Microsoft has invested significantly in making Windows 10 a solid operating system for people with accessibility needs. A number of tools are built into the OS to make a PC easier to use when a user can’t hear or see what’s going on, and the Windows 10 upgrade is free for users who need these accessibility features. Now, Microsoft is baking in support for Windows 10 Eye Control for users who can’t use a standard keyboard and mouse, and we took a look at how well it works.
Beta support for eye control was introduced to Windows Insiders via preview build 16257. For now, support is limited to just one specific piece of eye tracking hardware, the Tobii Eye Tracker 4C, but that will change in the near future as support for more hardware options is added. For example, support is coming soon for the Tobii Dynavox PCEye Mini, PCEyePlus, EyeMobile Plus, and i-Series.
A number of key capabilities will be supported by Windows 10 Eye Control. These capabilities are focused on accessing applications, entering information, and communicating, and they add on to the eye tracking features that Tobii already brings to Windows 10.
Eye Control Launchpad
The basic Windows 10 Eye Control user interface (UI) element is the launchpad, which allows users to simply look at icons to access the mouse, keyboard, and text-to-speech features as well as to move the launchpad to the top or bottom of the display. Interacting with the Eye Control UI is simple but requires some practice: just look at the screen and focus, or “dwell” as Microsoft calls it, on a button or other element until it engages. The system provides feedback throughout that lets you know what you’re doing.
The Eye Control mouse
Selecting the Eye Control mouse from the launchpad lets a user place the mouse cursor at a specific point on the screen and then make fine adjustments to its location. Then, users can emulate mouse actions including left-click, double left-click, and right-click, as well as cancel a particular mouse session.
Eye Control keyboard
Next up is the Eye Control keyboard, which lets a user enter information just by dwelling on individual keys. Letters, numbers, symbols, and function keys are all accessible, although for now, support is limited to the EN-US keyboard layout.
Eye Control shape-writing
The same shape-writing that’s supported via touch and mouse is also supported in Windows 10 Eye Control. A user can simply dwell on the first and last characters of a word and glancing at different letters to generate words. The system provides a hint of the predicted word, along with alternative predictions that can be selected if the initial hint was incorrect.

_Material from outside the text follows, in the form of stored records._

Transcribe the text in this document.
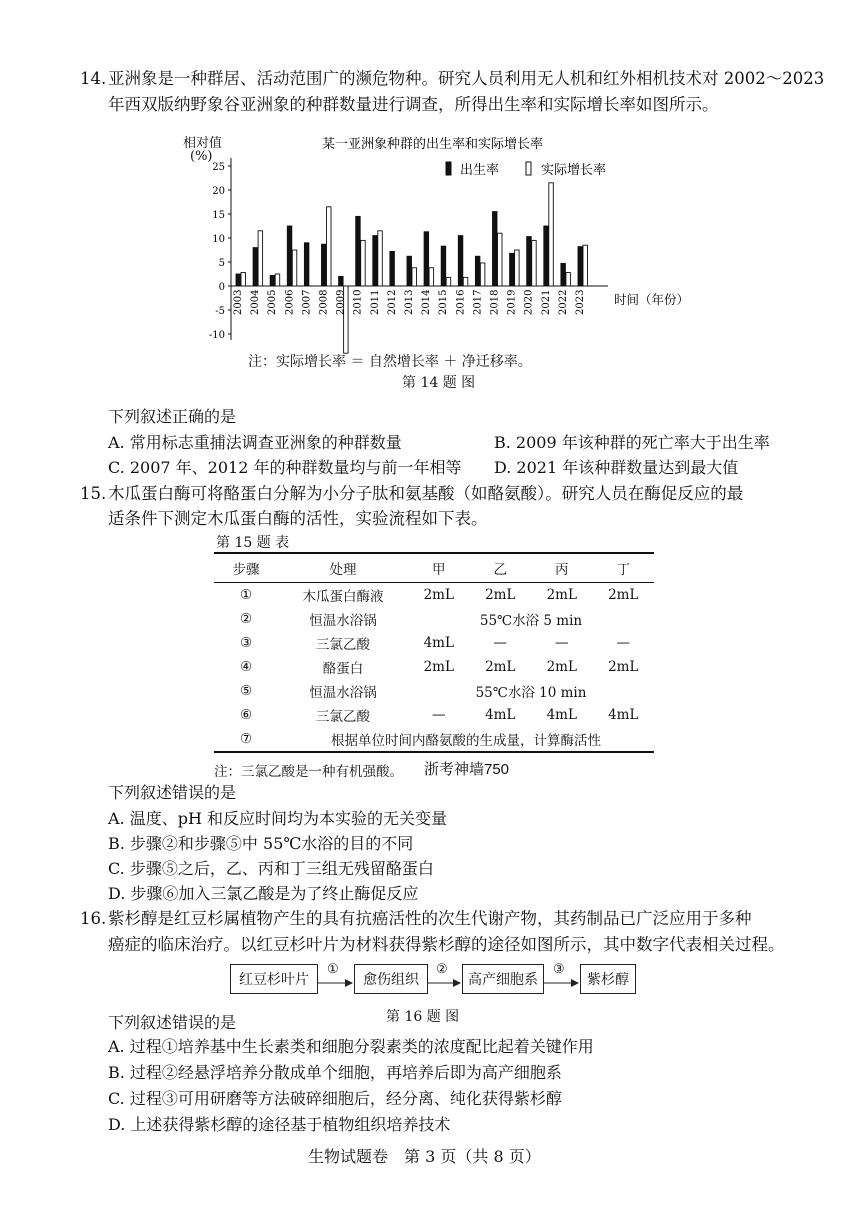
14. 亚洲象是一种群居、活动范围广的濒危物种。研究人员利用无人机和红外相机技术对 2002～2023
年西双版纳野象谷亚洲象的种群数量进行调查，所得出生率和实际增长率如图所示。
相对值
(%)
某一亚洲象种群的出生率和实际增长率
25
20
15
10
5
0
-5
-10
2003 2004 2005 2006 2007 2008 2009 2010 2011 2012 2013 2014 2015 2016 2017 2018 2019 2020 2021 2022 2023 时间（年份）
出生率	实际增长率
注：实际增长率 ＝ 自然增长率 ＋ 净迁移率。
第 14 题 图
下列叙述正确的是
A. 常用标志重捕法调查亚洲象的种群数量	B. 2009 年该种群的死亡率大于出生率
C. 2007 年、2012 年的种群数量均与前一年相等 D. 2021 年该种群数量达到最大值
15. 木瓜蛋白酶可将酪蛋白分解为小分子肽和氨基酸（如酪氨酸）。研究人员在酶促反应的最
适条件下测定木瓜蛋白酶的活性，实验流程如下表。
第 15 题 表
步骤	处理	甲	乙	丙	丁
①	木瓜蛋白酶液	2mL	2mL	2mL	2mL
②	恒温水浴锅	55℃水浴 5 min			
③	三氯乙酸	4mL	—	—	—
④	酪蛋白	2mL	2mL	2mL	2mL
⑤	恒温水浴锅	55℃水浴 10 min			
⑥	三氯乙酸	—	4mL	4mL	4mL
⑦	根据单位时间内酪氨酸的生成量，计算酶活性				
注：三氯乙酸是一种有机强酸。 浙考神墙750
下列叙述错误的是
A. 温度、pH 和反应时间均为本实验的无关变量
B. 步骤②和步骤⑤中 55℃水浴的目的不同
C. 步骤⑤之后，乙、丙和丁三组无残留酪蛋白
D. 步骤⑥加入三氯乙酸是为了终止酶促反应
16. 紫杉醇是红豆杉属植物产生的具有抗癌活性的次生代谢产物，其药制品已广泛应用于多种
癌症的临床治疗。以红豆杉叶片为材料获得紫杉醇的途径如图所示，其中数字代表相关过程。
红豆杉叶片	愈伤组织	高产细胞系	紫杉醇
①	②	③
第 16 题 图
下列叙述错误的是
A. 过程①培养基中生长素类和细胞分裂素类的浓度配比起着关键作用
B. 过程②经悬浮培养分散成单个细胞，再培养后即为高产细胞系
C. 过程③可用研磨等方法破碎细胞后，经分离、纯化获得紫杉醇
D. 上述获得紫杉醇的途径基于植物组织培养技术
生物试题卷　第 3 页（共 8 页）
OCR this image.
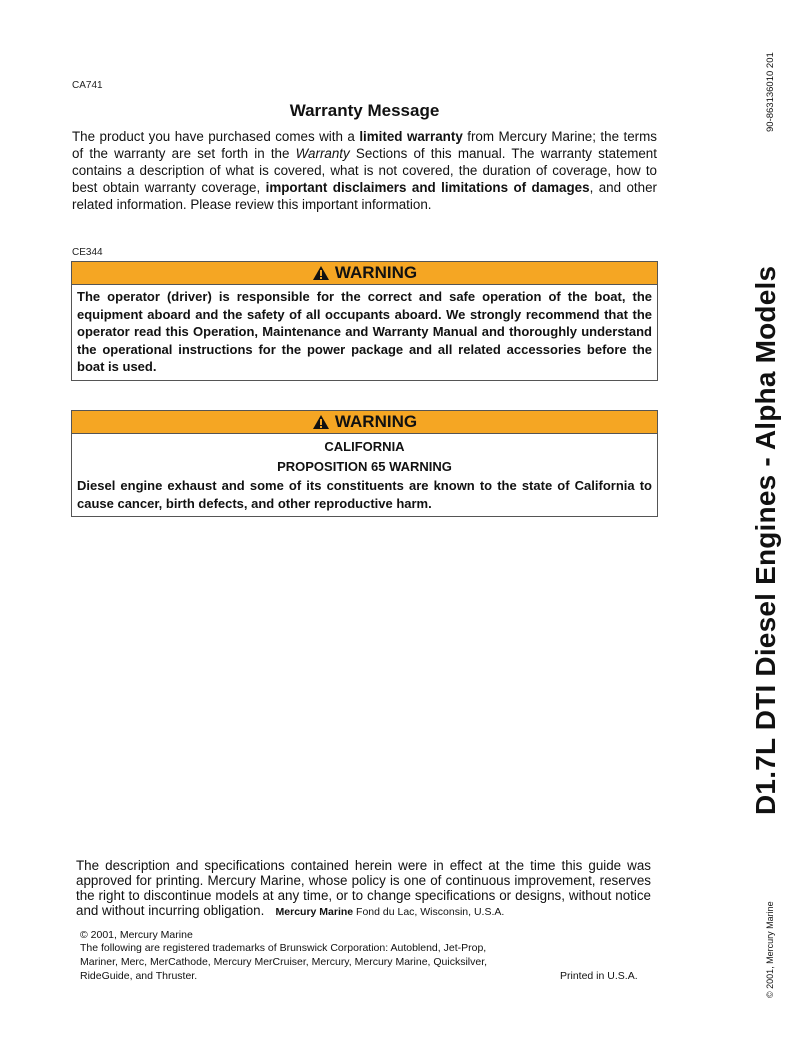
CA741
Warranty Message
The product you have purchased comes with a limited warranty from Mercury Marine; the terms of the warranty are set forth in the Warranty Sections of this manual. The warranty statement contains a description of what is covered, what is not covered, the duration of coverage, how to best obtain warranty coverage, important disclaimers and limitations of damages, and other related information. Please review this important information.
CE344
WARNING
The operator (driver) is responsible for the correct and safe operation of the boat, the equipment aboard and the safety of all occupants aboard. We strongly recommend that the operator read this Operation, Maintenance and Warranty Manual and thoroughly understand the operational instructions for the power package and all related accessories before the boat is used.
WARNING
CALIFORNIA
PROPOSITION 65 WARNING
Diesel engine exhaust and some of its constituents are known to the state of California to cause cancer, birth defects, and other reproductive harm.
The description and specifications contained herein were in effect at the time this guide was approved for printing. Mercury Marine, whose policy is one of continuous improvement, reserves the right to discontinue models at any time, or to change specifications or designs, without notice and without incurring obligation. Mercury Marine Fond du Lac, Wisconsin, U.S.A.
© 2001, Mercury Marine
The following are registered trademarks of Brunswick Corporation: Autoblend, Jet-Prop, Mariner, Merc, MerCathode, Mercury MerCruiser, Mercury, Mercury Marine, Quicksilver, RideGuide, and Thruster.	Printed in U.S.A.
90-863136010 201
D1.7L DTI Diesel Engines - Alpha Models
© 2001, Mercury Marine
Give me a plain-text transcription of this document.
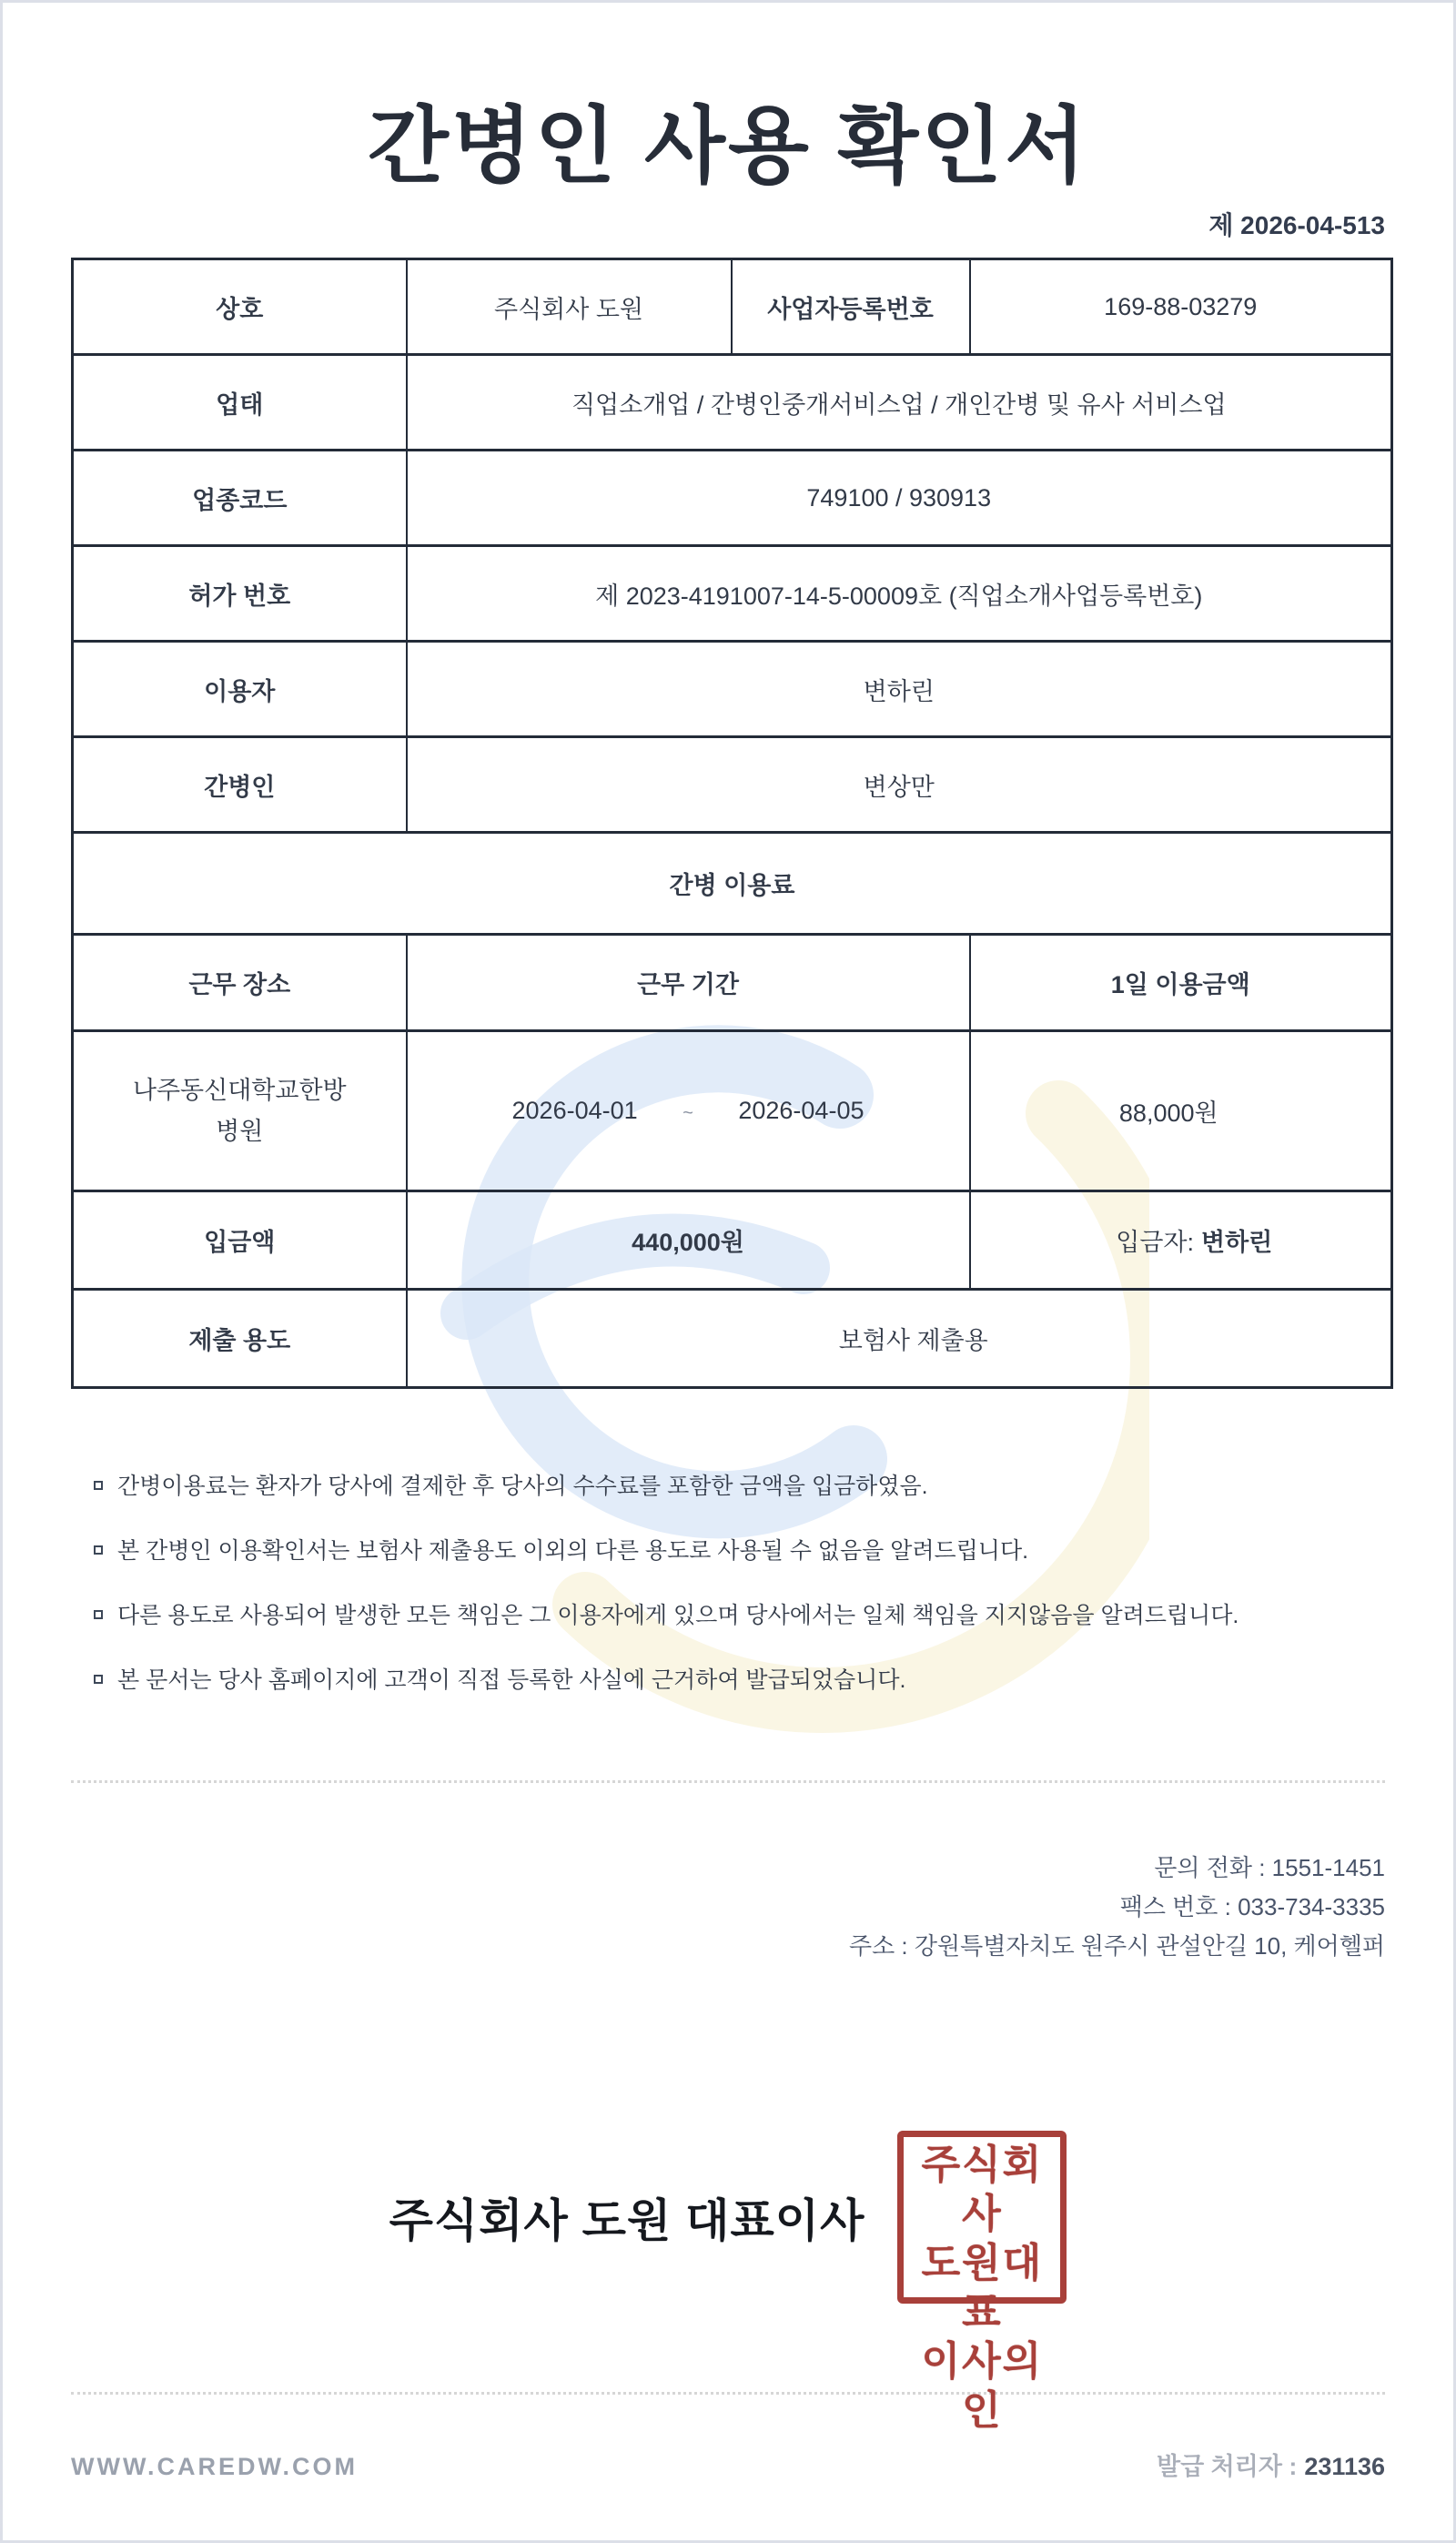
간병인 사용 확인서
제 2026-04-513
상호	주식회사 도원	사업자등록번호	169-88-03279
업태	직업소개업 / 간병인중개서비스업 / 개인간병 및 유사 서비스업		
업종코드	749100 / 930913		
허가 번호	제 2023-4191007-14-5-00009호 (직업소개사업등록번호)		
이용자	변하린		
간병인	변상만		
간병 이용료			
근무 장소	근무 기간		1일 이용금액
나주동신대학교한방병원	2026-04-01 ~ 2026-04-05		88,000원
입금액	440,000원		입금자: 변하린
제출 용도	보험사 제출용		
간병이용료는 환자가 당사에 결제한 후 당사의 수수료를 포함한 금액을 입금하였음.
본 간병인 이용확인서는 보험사 제출용도 이외의 다른 용도로 사용될 수 없음을 알려드립니다.
다른 용도로 사용되어 발생한 모든 책임은 그 이용자에게 있으며 당사에서는 일체 책임을 지지않음을 알려드립니다.
본 문서는 당사 홈페이지에 고객이 직접 등록한 사실에 근거하여 발급되었습니다.
문의 전화 : 1551-1451
팩스 번호 : 033-734-3335
주소 : 강원특별자치도 원주시 관설안길 10, 케어헬퍼
주식회사 도원 대표이사
주식회사
도원대표
이사의인
WWW.CAREDW.COM	발급 처리자 : 231136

Eye Control text-to-speech
Finally, a user can use the text-to-speech feature to type words using either the standard keyboard or shape-writing, and the system will speak the resulting words and sentences aloud. In addition, phrases are available that can be immediately spoken aloud, and the displayed choices can be customized. The text-to-speech feature uses the default voices, which can be adjusted in Settings > Time & Language > Speech > Text-to-speech.
Setting up Windows 10 Eye Control
Getting eye tracking to work in build 16257 is fairly straightforward. First, install the Tobii Eye Tracker 4C using Tobii Core eye tracking hot fix release 220.127.116.1158. Follow all of the usual Tobii instructions to make sure your eye tracker is located properly. Then, calibrate the hardware and create a profile — the installation routine will automatically run you through the process.
Next, go to Settings > Update & Security and hit the “Check for updates” button. You should receive a new Tobii Eye Tracker HIDClass Driver, and it should automatically install.
Once that’s completed, simply go to Settings > Ease of Access > Other Options and toggle the switch under “Eye control (beta)” to On. You’ll see the Eye Control launchpad show up on your display.
Great in concept, but frustratingly buggy
In our experience, the Eye Control software is in an incredibly buggy state. We could indeed move the cursor around the screen, open the keyboard and select individual keys, and use the text-to-speech functionality. Mouse control was unusable, however, meaning that we couldn’t place our cursor in an input text box or actually select items on the display. If you’re a Windows Insider with a Tobii Eye Tracker 4C, then it’s certainly worth turning Eye Control on to get a sense of how things will work.
Ultimately, we got enough working that we could see the promise of Windows 10’s Eye Control once the bugs are worked out. The Tobii Eye Tracker 4C is a great device (especially for gaming) and, once calibrated, really does let you attain surprising precision just by looking at your screen. Once that precision is matched with stable software in Windows 10 Fall Creators Update, then the benefits will be profound for users who can’t use a traditional keyboard and mouse to control their PCs.